Die Londoner Unruhen des letzten Sommers erinnerten uns an die Zerbrechlichkeit jeder noch so fortschrittlichen westlichen Gesellschaft. Kein Schriftsteller verstand diesen „Abgrund der Primitivität“ besser als der he­rausragende britische Autor William Golding. Die Kriegserfahrungen des Schriftstellers, die dieser zunächst im Seegefecht und später als Zeuge der Befreiung der Konzentrationslager sammelte, flößten ihm einen profunden Sinn für die moralische Spannbreite menschlichen Handelns ein. Sein erster und bekanntester Roman Der Herr der Fliegen (1954), der bis zum heutigen Tag 40 Millionen Mal verkauft wurde, beschreibt die Erlebnisse einer Gruppe britischer Schuljungen, die auf einer menschenleeren Insel gestrandet sind, und deren Abstieg zur Grausamkeit.

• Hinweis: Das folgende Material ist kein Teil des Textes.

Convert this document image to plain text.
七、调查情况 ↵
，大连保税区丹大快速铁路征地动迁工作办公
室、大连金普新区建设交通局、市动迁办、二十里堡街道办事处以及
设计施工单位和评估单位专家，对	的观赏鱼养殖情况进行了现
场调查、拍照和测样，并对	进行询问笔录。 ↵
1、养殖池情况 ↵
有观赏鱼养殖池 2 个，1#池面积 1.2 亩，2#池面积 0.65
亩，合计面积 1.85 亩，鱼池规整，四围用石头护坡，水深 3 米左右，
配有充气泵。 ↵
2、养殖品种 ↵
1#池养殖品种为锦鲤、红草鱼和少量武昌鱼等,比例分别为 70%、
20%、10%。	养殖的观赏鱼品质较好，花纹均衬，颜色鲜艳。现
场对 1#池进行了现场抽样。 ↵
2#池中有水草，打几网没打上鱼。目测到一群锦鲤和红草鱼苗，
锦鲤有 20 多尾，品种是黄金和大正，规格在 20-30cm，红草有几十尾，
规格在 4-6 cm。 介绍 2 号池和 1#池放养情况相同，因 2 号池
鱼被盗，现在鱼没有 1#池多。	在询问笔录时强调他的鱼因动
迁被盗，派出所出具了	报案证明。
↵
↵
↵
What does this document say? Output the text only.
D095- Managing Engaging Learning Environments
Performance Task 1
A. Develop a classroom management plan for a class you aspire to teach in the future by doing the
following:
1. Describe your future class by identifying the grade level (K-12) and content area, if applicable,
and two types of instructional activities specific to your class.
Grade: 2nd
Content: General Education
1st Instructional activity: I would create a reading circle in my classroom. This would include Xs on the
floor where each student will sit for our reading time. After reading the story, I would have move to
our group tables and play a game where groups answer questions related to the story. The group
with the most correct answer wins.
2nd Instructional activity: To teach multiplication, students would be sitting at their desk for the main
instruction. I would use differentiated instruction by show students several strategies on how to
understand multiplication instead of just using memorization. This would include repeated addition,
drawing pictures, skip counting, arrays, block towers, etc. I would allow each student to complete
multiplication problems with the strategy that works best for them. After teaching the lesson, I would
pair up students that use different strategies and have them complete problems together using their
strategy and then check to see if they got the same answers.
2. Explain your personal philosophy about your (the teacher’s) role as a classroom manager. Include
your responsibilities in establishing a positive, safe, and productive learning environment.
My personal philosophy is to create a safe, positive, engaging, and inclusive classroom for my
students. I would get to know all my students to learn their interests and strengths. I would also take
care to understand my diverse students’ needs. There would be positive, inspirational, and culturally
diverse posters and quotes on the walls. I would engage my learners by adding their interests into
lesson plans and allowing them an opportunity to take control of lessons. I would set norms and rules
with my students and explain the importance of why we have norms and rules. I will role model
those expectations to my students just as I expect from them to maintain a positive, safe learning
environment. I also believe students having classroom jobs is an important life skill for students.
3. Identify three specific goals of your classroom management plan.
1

Adam Low erkundet in seinem einfühlsamen Porträt über Goldings internationalen Bestseller hinaus das herausragende Werk des öffentlichkeitsscheuen Literaten, der mit seiner Familie zurückgezogen auf dem englischen Land lebte. Anhand privater Film­aufnahmen gestaltet The Dreams of William Golding darüber hinaus das faszinierende Portrait eines vielseitigen Menschen, für den die Welt trotz ihrer Abgründe stets ungebrochene Schönheiten und bezaubernde Merkwürdigkeiten bereithielt.

Adam Low

Adam Low lebt in London, wo er seine Karriere als Dokumentarfilmemacher bei der BBC begann. Er hat Dokumentarfilme für die BBC-Serien Writers and Places, Omnibus, Global Report und Arena gedreht und auch bekannte Künstler wie Akira Kurosawa, Luchino Visconti, V. S. Naipaul und Francis Bacon (DOKU.ARTS 2006) porträtiert. Von 1991 bis 1997 lebte und arbeitete Low als unabhängiger Produzent und Regisseur in Kapstadt. Seine Arbeiten erhielten zahlreiche Auszeichnungen, u. a. den Prix Italia in 2004 und 2010 den Grierson Award für seinen Film über T. S. Eliot.